January 11, 2011 at 4:24 am
XML is not going to work with HTML as content unless you enclose it with CDATA tags, like so...
<Content>
<![CDATA[
<div id="contentcenter">
<p>Perform a <b>hardware</b> check with the utility to assure the quality of the system driver, etc., etc.</p>
</div>
]]>
</Content>
Steve
January 11, 2011 at 7:53 am
Your sample mainly contains display information. Get the data in XML format (without the display information) and you're all set with Waynes article.
Lutz,
Thank you for that link on the difference btw xml and html. Exactly what I needed.
There was actual data included in the xml file I was sent, but it was mixed in with all that other stuff. The person who sent me the file seemed pretty perplexed that I didn't know how to deal with it and load it into our database.
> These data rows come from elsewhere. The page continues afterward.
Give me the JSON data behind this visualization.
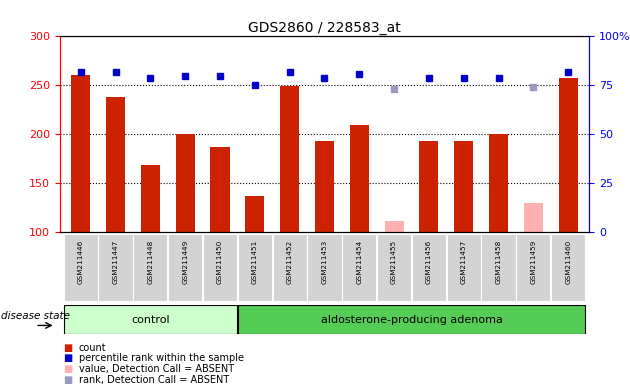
{
  "title": "GDS2860 / 228583_at",
  "samples": [
    "GSM211446",
    "GSM211447",
    "GSM211448",
    "GSM211449",
    "GSM211450",
    "GSM211451",
    "GSM211452",
    "GSM211453",
    "GSM211454",
    "GSM211455",
    "GSM211456",
    "GSM211457",
    "GSM211458",
    "GSM211459",
    "GSM211460"
  ],
  "counts": [
    261,
    238,
    169,
    200,
    187,
    137,
    249,
    193,
    210,
    null,
    193,
    193,
    200,
    null,
    258
  ],
  "counts_absent": [
    null,
    null,
    null,
    null,
    null,
    null,
    null,
    null,
    null,
    112,
    null,
    null,
    null,
    130,
    null
  ],
  "ranks": [
    82,
    82,
    79,
    80,
    80,
    75,
    82,
    79,
    81,
    null,
    79,
    79,
    79,
    null,
    82
  ],
  "ranks_absent": [
    null,
    null,
    null,
    null,
    null,
    null,
    null,
    null,
    null,
    73,
    null,
    null,
    null,
    74,
    null
  ],
  "ylim_left": [
    100,
    300
  ],
  "ylim_right": [
    0,
    100
  ],
  "yticks_left": [
    100,
    150,
    200,
    250,
    300
  ],
  "yticks_right": [
    0,
    25,
    50,
    75,
    100
  ],
  "ytick_labels_right": [
    "0",
    "25",
    "50",
    "75",
    "100%"
  ],
  "bar_color": "#cc2200",
  "bar_absent_color": "#ffb0b0",
  "rank_color": "#0000cc",
  "rank_absent_color": "#9999bb",
  "control_indices": [
    0,
    1,
    2,
    3,
    4
  ],
  "adenoma_indices": [
    5,
    6,
    7,
    8,
    9,
    10,
    11,
    12,
    13,
    14
  ],
  "control_label": "control",
  "adenoma_label": "aldosterone-producing adenoma",
  "control_bg": "#ccffcc",
  "adenoma_bg": "#55cc55",
  "disease_state_label": "disease state",
  "group_box_color": "#d3d3d3",
  "legend_items": [
    "count",
    "percentile rank within the sample",
    "value, Detection Call = ABSENT",
    "rank, Detection Call = ABSENT"
  ],
  "legend_colors": [
    "#cc2200",
    "#0000cc",
    "#ffb0b0",
    "#9999bb"
  ]
}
With the comments I have received, I'm still not exactly sure.
January 11, 2011 at 9:28 am
Sorry for the delay guys:
DECLARE @x XML
SELECT @x= CONVERT(xml, BulkColumn, 2) FROM
OPENROWSET(BULK 'C:\data.xml', SINGLE_BLOB) AS x
January 11, 2011 at 9:34 am
SQL-DBA (1/11/2011)
XML is not going to work with HTML as content unless you enclose it with CDATA tags, like so...<Content>
<![CDATA[
<div id="contentcenter">
<p>Perform a <b>hardware</b> check with the utility to assure the quality of the system driver, etc., etc.</p>
</div>
]]>
</Content>
Steve
Steve,
Do you mean I need to go into the file and type in [CDATA[... where all HTML appears?
Amy
January 11, 2011 at 10:18 am
weharrelson (1/11/2011)
Sorry for the delay guys:DECLARE @x XML
SELECT @x= CONVERT(xml, BulkColumn, 2) FROM
OPENROWSET(BULK 'C:\data.xml', SINGLE_BLOB) AS x
Ahh, I see. You loading the file in as I showed in the article, except that you're taking it straight to a variable. Then you're using that variable in sp_xml_preparedocument.
Wayne
Microsoft Certified Master: SQL Server 2008
Author - SQL Server T-SQL Recipes
January 11, 2011 at 10:28 am
Amy.G (1/11/2011)
Steve,Do you mean I need to go into the file and type in [CDATA[... where all HTML appears?
Amy
Well, run this little test:
declare @xml1 XML, @xml2 XML;
set @xml1 = '<Content>
<![CDATA[
<div id="contentcenter">
<p>Perform a <b>hardware</b> check with the utility to assure the quality of the system driver, etc., etc.</p>
</div>
]]>
</Content>';
set @xml2 = '<Content>
<div id="contentcenter">
<p>Perform a <b>hardware</b> check with the utility to assure the quality of the system driver, etc., etc.</p>
</div>
</Content>';
select @xml1, @xml2;
@xml1 has the <![CDATA[ ... ]]>, and @xml2 doesn't.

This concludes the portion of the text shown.